Use torchaudio.load() instead of load_with_torchcodec to avoid C++ abort in DataLoader workers (ROCm)

Alex J Lennon · Alex J Lennon · commit 9109e9652ae4 · 2026-03-09T14:39:15.000Z
Made-with: Cursor
diff --git a/training/modules/data_pipeline.py b/training/modules/data_pipeline.py
@@ -82,8 +82,12 @@ def load_and_process_audio(self, audio_path: Union[str, Path]) -> torch.Tensor:
         Returns:
             torch.Tensor: Mel spectrogram features, shape (time_frames, n_mels)
         """
-        # Load audio using the new torchcodec-based approach
-        waveform, original_sample_rate = torchaudio.load_with_torchcodec(audio_path)
+        # Load audio (pass str for C++ bindings; Path can cause issues in some builds)
+        path_str = str(audio_path) if audio_path is not None else ""
+        if not path_str:
+            raise ValueError("audio_path is None or empty")
+        # Use torchaudio.load(); load_with_torchcodec can trigger C++ aborts in DataLoader workers on some setups (e.g.
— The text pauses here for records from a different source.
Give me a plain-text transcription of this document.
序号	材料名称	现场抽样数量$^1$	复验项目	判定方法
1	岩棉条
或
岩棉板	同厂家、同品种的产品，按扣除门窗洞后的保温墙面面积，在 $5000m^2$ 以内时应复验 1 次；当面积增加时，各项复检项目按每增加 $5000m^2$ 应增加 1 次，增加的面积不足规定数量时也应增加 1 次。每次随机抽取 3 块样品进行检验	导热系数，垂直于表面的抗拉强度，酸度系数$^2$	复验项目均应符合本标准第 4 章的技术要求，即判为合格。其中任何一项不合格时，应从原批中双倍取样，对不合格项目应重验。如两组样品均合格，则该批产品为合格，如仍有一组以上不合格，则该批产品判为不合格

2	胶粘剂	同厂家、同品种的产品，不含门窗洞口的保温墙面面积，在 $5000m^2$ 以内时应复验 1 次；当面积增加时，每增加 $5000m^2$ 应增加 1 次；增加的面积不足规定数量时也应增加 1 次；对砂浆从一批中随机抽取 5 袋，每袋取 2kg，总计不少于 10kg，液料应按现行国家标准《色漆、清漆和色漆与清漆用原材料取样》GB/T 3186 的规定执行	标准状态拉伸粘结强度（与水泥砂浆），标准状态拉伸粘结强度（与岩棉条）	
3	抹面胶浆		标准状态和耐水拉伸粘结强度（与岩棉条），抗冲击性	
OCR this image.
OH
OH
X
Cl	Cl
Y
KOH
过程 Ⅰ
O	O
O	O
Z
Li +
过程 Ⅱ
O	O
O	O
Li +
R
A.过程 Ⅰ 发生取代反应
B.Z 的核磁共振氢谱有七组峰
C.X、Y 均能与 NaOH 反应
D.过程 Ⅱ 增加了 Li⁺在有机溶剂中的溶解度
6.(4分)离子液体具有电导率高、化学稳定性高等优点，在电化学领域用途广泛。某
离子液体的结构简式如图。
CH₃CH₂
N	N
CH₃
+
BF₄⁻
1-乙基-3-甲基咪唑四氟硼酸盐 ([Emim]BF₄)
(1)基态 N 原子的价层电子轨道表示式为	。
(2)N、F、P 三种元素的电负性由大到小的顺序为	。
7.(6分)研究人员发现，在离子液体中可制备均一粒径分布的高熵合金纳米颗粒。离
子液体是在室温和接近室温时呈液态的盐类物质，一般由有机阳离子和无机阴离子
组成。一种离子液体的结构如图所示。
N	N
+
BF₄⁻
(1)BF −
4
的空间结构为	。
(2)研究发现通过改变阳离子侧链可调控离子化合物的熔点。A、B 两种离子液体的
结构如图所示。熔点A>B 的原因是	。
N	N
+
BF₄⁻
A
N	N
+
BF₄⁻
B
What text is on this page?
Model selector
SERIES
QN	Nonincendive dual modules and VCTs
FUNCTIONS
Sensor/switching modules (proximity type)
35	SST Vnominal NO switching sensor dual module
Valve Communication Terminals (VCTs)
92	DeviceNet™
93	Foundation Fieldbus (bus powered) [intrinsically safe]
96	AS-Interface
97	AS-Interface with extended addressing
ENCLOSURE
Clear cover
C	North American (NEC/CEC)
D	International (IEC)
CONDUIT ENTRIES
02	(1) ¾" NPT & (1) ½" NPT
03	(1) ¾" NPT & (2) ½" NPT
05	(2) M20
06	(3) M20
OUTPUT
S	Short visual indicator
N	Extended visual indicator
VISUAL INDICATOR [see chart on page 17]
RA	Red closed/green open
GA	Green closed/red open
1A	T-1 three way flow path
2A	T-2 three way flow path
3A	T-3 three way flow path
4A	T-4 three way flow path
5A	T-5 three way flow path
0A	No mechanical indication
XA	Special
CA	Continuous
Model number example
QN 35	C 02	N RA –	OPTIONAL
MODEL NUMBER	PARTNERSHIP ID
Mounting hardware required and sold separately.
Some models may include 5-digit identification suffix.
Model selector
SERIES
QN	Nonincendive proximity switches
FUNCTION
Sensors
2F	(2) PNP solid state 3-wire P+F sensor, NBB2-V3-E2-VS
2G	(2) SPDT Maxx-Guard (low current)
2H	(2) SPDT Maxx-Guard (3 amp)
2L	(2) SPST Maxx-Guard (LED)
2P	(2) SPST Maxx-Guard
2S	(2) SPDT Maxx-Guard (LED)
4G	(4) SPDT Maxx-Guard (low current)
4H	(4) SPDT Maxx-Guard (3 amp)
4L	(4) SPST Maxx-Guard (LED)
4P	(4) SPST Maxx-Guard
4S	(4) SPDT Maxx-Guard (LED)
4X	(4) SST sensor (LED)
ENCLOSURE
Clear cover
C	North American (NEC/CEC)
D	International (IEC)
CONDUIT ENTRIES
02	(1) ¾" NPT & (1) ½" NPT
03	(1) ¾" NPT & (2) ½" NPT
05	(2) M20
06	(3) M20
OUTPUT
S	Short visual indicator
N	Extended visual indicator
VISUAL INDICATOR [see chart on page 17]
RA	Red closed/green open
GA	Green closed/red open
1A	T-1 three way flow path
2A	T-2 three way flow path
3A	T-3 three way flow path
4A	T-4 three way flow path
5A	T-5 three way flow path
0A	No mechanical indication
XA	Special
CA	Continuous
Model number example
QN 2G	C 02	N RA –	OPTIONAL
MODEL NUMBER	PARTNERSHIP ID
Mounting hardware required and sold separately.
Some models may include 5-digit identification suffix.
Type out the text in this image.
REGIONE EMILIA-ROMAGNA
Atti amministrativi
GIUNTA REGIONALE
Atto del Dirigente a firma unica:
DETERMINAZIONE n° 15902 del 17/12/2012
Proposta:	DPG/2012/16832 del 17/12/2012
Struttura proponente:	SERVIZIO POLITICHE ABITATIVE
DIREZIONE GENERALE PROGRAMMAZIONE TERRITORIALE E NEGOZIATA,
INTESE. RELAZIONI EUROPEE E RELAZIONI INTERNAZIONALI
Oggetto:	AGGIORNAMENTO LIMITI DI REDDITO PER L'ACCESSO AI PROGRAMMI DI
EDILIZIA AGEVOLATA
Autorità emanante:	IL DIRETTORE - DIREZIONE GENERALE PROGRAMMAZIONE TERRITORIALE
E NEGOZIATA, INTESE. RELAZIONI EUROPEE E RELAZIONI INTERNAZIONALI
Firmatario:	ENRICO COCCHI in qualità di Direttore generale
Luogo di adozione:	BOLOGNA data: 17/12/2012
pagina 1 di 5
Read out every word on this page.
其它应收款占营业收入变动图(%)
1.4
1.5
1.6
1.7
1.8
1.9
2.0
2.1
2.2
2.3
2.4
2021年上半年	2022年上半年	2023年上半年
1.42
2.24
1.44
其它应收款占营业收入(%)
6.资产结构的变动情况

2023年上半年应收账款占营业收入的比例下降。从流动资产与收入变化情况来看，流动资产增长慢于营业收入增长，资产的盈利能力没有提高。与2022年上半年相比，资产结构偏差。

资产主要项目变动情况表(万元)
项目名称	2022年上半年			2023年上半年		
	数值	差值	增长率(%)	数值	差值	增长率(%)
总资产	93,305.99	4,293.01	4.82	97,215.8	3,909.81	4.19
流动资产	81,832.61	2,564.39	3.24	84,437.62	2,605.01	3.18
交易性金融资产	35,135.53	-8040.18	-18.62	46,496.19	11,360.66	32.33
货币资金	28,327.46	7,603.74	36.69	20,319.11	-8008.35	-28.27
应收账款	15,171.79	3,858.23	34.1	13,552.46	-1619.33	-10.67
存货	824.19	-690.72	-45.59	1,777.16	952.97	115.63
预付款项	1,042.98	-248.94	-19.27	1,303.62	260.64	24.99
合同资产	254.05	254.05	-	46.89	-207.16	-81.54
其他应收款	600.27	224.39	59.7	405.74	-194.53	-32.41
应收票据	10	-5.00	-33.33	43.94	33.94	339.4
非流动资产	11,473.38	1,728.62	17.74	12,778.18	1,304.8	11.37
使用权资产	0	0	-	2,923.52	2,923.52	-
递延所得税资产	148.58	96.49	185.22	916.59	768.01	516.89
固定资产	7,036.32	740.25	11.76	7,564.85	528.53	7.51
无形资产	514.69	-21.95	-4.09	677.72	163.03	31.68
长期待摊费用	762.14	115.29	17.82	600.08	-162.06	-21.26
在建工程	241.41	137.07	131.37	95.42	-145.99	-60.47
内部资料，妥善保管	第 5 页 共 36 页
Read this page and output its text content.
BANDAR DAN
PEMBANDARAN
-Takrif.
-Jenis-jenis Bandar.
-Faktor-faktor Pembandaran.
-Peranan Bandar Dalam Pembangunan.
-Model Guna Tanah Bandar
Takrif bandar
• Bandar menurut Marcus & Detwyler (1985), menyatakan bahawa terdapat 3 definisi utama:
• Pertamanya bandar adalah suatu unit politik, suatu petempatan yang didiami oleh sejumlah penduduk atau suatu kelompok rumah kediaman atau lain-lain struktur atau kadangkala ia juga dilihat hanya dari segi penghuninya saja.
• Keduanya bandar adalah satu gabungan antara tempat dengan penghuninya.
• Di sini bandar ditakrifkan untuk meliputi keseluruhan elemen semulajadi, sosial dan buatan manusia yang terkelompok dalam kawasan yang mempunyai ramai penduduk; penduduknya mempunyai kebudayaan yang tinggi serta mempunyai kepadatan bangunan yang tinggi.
ROCm)
+        waveform, original_sample_rate = torchaudio.load(path_str)
         
         # Ensure mono audio
         if waveform.shape[0] > 1:
@@ -453,7 +457,10 @@ def _process_sample(self, index: int) -> AudioSample:
             audio_features = self.audio_processor.waveform_to_mel_features(waveform, sr)
         else:
             # Process audio features (this loads and processes the audio)
-            audio_features = self.audio_processor.load_and_process_audio(audio_file)
+            try:
+                audio_features = self.audio_processor.load_and_process_audio(audio_file)
+            except Exception as e:
+                raise RuntimeError(f"Failed to load audio for {audio_file}: {e}") from e
         
         # Apply normalization according to configuration
         audio_features = self.audio_processor.normalize_features(audio_features)